Z'avez déjà essayé de mélanger toutes les couleurs entre elles ? demanda-t-il en guettant un signe d'approbation ou de dénégation. Bin moi, si. L'résultat devait être aussi propre que celui qu'obtint le Roi sans Couleur, j'suppose. Une espèce de bouilli infâme, marron-verdâtre-grisâtre... un truc pas net. Mouais. Assez loin du blanc, en vrai. Un désastre. Ce pauvre P'tit Tom regardait sans comprendre. Il souriait toujours, lorsque le Roi ordonna son arrestation, et manda son bourreau personnel. Ce n'est qu'à la vue de son triste reflet renvoyé par l'acier nu qu'il sembla comprendre et que sa pupille orpheline s'écarquilla comme jamais...
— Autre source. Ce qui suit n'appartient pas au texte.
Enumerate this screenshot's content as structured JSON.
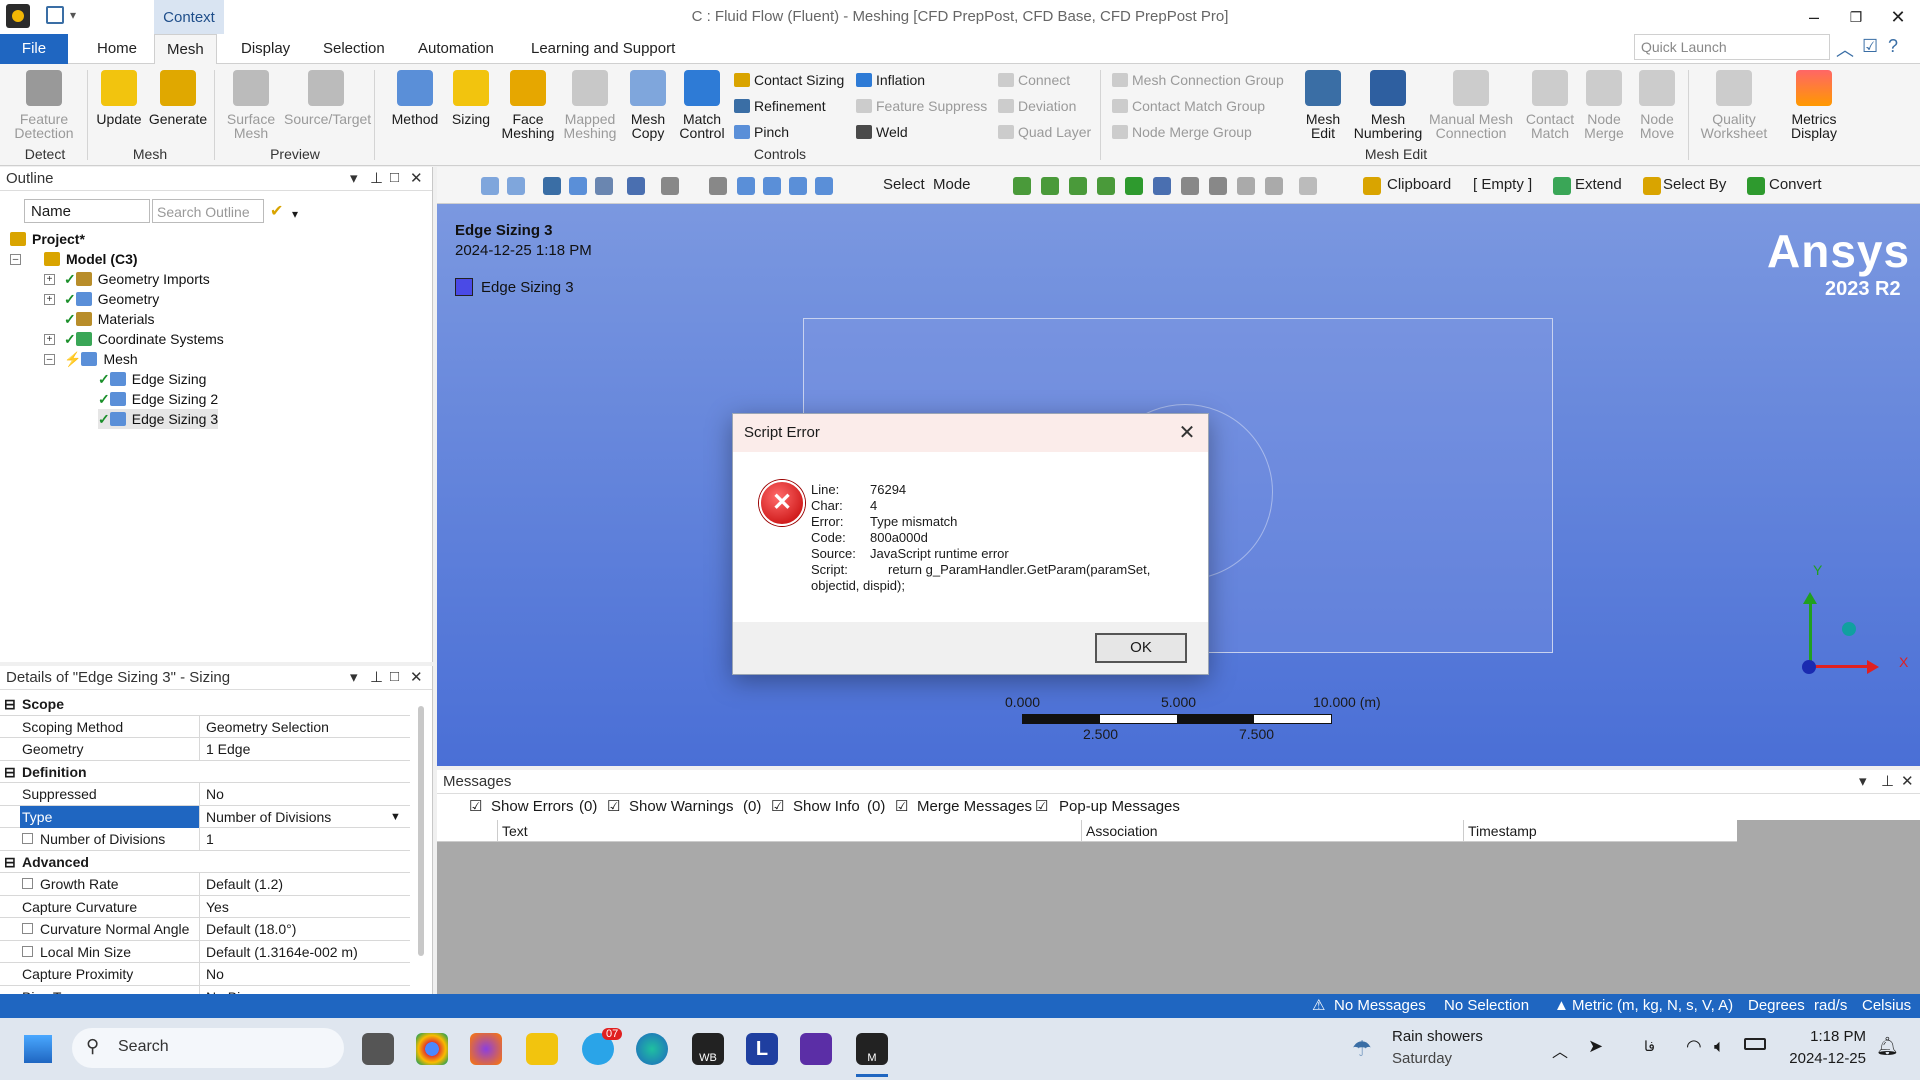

[Un frisson parcourut la petite assemblée. Les enfants, au coeur si bon, craignaient alors pour le sort de P'tit Tom qui n'était pas parvenu à convaincre le Roi que le blanc résultait du mélange de toutes les couleurs. Mais la suite du récit devrait prouver que les larmes et les craintes des plus jeunes n'étaient pas à mêmes d'infléchir le cours des choses.]

... puis sa tête roula en soupirant sur le carrelage froidement indifférent, conclut le petit vieux en essuyant une larme qui mouillait sa joue. Le monde entier approuva la justice royale, et l'on ne retint des sept couleurs que la bouilli immonde finale.

[Certains des enfants se couvrirent brusquement les yeux de leurs petites mains potelées, comme pour nier l'inévitable ; d'autres poussèrent un sanglot mais une chose est sûre, les petites gorges étaient serrées d'émotion après l'histoire du petit vieux...]

...Toutefois, ne condamnez pas trop vite la barbarie de ce peuple...

[ Le petit vieux paraissait accuser d'un coup le poids des ans.]

...J'me rappelle d'une amie, se souvint-il avec nostalgie. C'était dans ma jeunesse... Elle me disait que parfois, la nuit lui apportait des couleurs qui n'existaient pas. "Comment ça ?" que j'lui demandais un jour. Et là, elle était bien en peine de m'expliquer. "Bin ça n'existe pas, alors..." répondait-elle en me regardant bizarrement. Et encore, elle disposait des couleurs, elle, pour soutenir sa pensée ! De tout un monde vêtu de toutes les nuances inimaginables ! Alors imaginez le désarroi de ce peuple... Imaginez... Rouge par exemple. On leurs avait présenté du rouge. Rien de rouge n'avait jamais était vu auparavant. Aucune comparaison possible, aucune analogie, aucun objet, ils avaient une sensation et un mot unique pour rassurer leur mental qui s'affolait. Quand les échantillons minuscules furent tristement amalgamés, il ne leur resta plus que sept mots. Sept pauvre mot, qui ne voulaient rien dire et ne renvoyaient plus à rien, sinon un vague souvenir qui déjà s'effaçait à la vitesse d'un rêve au réveil. Et cela, le roi l'avait peut-être compris... Après, de là à faire décapiter P'tit Tom et à mutiler son cadavre durant quarante jours et quarante nuits avant de le lancer du haut de la plus haute tour... J'dis pas.

[Le petit vieux se leva lourdement, regardant les gamins en se grattant la tête.]

J'avais parlé d'une sorcière et d'une malédiction, se rappela-t-il en faisant craquer son dos voûté. C'est pas encore fini, en vrai la fin est plus heureuse. Mouais. Un jour, le feu et le sang de ce peuple bien malheureux retrouvèrent leurs couleurs perdues. Mouais. Mais c'est une autre histoire, j'vous la raconterai p'têt un de ces jours prochains. P'têt.

[Le petit cercle se disloqua, chacun retournant vaquer à ses occupations, riches d'une nouvelle et obscure morale.]